B. Prilaku Warga Belajar yang Menghambat Proses Pembelajaran
1. Pengertian Perilaku
Pengertian dari perilaku menurut KBBI (2007) adalah tanggapan atau reaksi individu terhadap rangsangan atau lingkungan.
Pengertian perilaku dalam sudut pandang pendidikan dan psikologi mempunyai pemahaman yang luas dan kompleks. Perilaku atau tingkah laku yang dalam bahasa Inggris disebut behavior adalah meliputi dua bentuk yaitu :
a) Perilaku terbuka (overt behavior)
Perilaku terbuka ini adalah perilaku yang dapat diamati, bisa tampak dalam bentuk gerak gerik, seperti misalnya membaca, menulis, melompat, tertawa dan sebagainya. Tingkah laku atau perilaku terbuka ini adalah merupakan gejala mental.

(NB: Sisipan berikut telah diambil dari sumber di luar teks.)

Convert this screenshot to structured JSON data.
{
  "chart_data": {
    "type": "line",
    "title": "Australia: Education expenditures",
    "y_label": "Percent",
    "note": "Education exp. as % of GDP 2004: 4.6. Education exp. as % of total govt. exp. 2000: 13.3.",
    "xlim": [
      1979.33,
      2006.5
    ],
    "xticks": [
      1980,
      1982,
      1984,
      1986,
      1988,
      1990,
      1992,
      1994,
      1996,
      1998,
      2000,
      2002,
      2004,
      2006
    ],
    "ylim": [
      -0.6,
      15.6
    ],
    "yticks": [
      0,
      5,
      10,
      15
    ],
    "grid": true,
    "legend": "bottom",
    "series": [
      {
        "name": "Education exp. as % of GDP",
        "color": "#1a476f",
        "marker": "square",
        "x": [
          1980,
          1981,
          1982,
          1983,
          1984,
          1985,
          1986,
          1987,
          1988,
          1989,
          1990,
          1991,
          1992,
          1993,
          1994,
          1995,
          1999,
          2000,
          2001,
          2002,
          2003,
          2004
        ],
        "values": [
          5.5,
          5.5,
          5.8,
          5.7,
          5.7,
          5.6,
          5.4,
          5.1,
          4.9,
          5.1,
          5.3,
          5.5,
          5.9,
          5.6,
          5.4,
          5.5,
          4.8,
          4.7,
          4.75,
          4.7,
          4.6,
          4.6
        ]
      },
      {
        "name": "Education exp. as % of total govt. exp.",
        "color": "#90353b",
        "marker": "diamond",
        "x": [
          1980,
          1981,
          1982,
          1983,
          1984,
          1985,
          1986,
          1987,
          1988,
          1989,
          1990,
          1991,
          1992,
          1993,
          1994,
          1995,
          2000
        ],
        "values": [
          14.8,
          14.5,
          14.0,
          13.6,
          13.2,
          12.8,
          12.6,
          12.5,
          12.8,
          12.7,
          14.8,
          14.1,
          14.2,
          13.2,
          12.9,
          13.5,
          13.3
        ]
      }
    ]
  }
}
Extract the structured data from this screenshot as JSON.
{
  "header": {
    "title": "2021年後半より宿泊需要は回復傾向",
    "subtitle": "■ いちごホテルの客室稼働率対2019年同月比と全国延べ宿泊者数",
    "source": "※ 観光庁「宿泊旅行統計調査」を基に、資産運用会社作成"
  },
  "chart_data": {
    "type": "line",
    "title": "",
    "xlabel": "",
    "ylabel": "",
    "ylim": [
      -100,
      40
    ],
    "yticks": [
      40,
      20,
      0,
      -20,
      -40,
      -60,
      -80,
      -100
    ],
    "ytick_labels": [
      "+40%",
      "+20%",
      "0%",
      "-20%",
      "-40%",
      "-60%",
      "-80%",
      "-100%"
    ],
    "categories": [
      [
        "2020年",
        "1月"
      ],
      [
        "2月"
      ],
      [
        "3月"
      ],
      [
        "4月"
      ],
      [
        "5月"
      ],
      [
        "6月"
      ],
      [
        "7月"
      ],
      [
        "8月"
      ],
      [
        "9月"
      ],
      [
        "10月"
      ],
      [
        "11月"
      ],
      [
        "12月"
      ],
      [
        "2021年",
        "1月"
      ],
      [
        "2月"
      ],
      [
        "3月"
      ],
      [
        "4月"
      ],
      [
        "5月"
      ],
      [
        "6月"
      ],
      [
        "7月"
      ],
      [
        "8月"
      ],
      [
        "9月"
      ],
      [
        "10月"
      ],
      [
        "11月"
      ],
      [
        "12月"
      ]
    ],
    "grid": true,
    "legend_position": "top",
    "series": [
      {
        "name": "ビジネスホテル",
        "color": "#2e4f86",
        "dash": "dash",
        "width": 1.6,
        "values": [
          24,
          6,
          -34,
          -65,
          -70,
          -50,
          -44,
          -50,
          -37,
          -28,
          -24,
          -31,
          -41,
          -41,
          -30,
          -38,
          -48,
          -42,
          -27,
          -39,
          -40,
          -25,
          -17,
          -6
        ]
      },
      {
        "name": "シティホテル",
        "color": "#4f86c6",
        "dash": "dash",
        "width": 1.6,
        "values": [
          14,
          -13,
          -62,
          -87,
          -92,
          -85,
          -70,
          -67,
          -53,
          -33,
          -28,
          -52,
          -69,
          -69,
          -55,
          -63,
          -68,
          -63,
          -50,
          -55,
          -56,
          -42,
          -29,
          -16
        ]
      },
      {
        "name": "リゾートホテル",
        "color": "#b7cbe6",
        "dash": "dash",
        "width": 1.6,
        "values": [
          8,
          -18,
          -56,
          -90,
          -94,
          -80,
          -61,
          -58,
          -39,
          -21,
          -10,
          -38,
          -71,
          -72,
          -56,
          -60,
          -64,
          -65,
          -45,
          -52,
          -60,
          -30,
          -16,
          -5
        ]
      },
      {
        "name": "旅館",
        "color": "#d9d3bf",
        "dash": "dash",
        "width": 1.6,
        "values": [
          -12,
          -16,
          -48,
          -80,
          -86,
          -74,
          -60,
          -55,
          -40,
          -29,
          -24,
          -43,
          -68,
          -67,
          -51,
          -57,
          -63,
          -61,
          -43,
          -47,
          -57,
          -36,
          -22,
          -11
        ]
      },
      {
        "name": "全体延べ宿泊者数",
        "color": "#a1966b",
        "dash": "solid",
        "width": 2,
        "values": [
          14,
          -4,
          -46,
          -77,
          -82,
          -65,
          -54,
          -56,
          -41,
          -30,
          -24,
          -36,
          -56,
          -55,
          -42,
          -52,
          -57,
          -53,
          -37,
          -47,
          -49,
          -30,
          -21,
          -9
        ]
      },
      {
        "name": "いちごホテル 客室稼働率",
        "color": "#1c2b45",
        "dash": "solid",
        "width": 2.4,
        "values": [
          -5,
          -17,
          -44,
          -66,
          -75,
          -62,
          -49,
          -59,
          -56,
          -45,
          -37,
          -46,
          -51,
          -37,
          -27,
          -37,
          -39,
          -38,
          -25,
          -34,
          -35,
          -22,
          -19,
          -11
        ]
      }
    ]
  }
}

b) Perilaku tertutup (covert behavior)
Perilaku tertutup ini adalah perilaku yang tidak dapat diamati, tidak tampak dalam bentuk grak-gerik, seperti berpikir, mengingat, berfantasi, mengalami emosi, berkeinginan (menghendaki) dan sebagainya. Perilaku tertutup ini juga adalah merupakan proses mental.

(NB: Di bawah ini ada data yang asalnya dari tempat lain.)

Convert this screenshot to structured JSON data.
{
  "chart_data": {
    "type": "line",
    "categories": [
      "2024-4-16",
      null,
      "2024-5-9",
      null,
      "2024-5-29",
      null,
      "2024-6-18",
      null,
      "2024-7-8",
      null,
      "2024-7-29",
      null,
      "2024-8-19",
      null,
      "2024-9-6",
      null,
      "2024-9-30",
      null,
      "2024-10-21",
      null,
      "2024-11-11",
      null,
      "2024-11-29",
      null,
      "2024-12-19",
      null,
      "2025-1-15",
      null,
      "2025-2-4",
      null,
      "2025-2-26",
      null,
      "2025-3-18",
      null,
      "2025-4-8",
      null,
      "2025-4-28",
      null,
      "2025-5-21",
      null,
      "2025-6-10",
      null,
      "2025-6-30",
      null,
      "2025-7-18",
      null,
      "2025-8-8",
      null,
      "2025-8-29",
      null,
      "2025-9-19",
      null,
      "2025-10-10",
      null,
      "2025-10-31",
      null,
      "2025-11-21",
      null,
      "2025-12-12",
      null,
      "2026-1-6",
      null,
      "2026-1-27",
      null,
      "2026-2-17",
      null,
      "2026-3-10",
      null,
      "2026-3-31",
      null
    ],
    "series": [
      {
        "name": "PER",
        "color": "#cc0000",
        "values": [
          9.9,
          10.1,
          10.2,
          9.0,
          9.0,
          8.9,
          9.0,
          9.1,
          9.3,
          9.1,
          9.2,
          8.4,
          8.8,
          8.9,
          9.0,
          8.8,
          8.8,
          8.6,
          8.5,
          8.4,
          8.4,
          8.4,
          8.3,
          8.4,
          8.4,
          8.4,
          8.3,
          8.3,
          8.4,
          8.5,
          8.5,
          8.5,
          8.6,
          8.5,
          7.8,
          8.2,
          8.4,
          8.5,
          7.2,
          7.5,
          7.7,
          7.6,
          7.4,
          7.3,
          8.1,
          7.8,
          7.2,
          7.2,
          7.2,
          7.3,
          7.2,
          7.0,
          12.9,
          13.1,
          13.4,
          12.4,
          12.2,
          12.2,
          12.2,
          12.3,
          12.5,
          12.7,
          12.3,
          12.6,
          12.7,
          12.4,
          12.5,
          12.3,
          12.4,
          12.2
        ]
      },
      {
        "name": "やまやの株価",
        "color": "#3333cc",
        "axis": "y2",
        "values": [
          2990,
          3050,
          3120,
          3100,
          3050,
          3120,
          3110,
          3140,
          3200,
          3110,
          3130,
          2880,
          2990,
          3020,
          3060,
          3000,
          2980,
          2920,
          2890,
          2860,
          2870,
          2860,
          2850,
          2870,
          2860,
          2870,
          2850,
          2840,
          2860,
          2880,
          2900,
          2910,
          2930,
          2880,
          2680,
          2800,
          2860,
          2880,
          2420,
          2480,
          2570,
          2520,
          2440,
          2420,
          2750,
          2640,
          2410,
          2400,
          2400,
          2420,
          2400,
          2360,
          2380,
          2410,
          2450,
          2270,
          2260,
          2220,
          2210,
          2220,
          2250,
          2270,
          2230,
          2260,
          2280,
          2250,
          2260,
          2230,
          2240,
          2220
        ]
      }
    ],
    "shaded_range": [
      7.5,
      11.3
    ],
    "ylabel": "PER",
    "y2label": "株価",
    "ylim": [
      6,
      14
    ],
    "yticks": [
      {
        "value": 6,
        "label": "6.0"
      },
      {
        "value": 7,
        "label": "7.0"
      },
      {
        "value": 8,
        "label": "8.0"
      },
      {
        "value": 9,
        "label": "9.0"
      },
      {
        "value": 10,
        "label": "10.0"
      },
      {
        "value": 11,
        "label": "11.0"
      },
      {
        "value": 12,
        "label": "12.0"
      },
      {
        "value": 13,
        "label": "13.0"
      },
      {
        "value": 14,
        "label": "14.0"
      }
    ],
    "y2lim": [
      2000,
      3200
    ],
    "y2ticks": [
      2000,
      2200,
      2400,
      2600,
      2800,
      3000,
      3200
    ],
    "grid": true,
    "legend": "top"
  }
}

(Ahmad Thonthowi, 1993: 99)
Menurut Nasution (1999: 10) Perilaku manusia pada hakekat hampir seluruhnya bersifat sosial, yakni dipelajari dalam interaksi dengan manusia lannya. Hampir segala sesuatu yang kita pelajari merupakan hasil hubungan kita dengan orang lain di rumah, di sekolah, tempat bermain, pekerjaan, dan lain sebagainya
Faktor terpenting yang mempengaruhi perilaku adalah lingkungan. Kita akan berperilaku sesuai dengan tempat dimana kita berada. Lingkungan memiliki pengaruh yang sangat besar terhadap tingkah laku kita. Beberapa psikolog menyatakan bahwa kita tidak dapat hanya belajar berperilaku, kita mempelajari perilaku dalam berbagai situasi seperangkat perilaku secara mental ditambah waktu dan tempat untuk memainkan perilaku tersebut (James F. Calhoun, 1995 : 420).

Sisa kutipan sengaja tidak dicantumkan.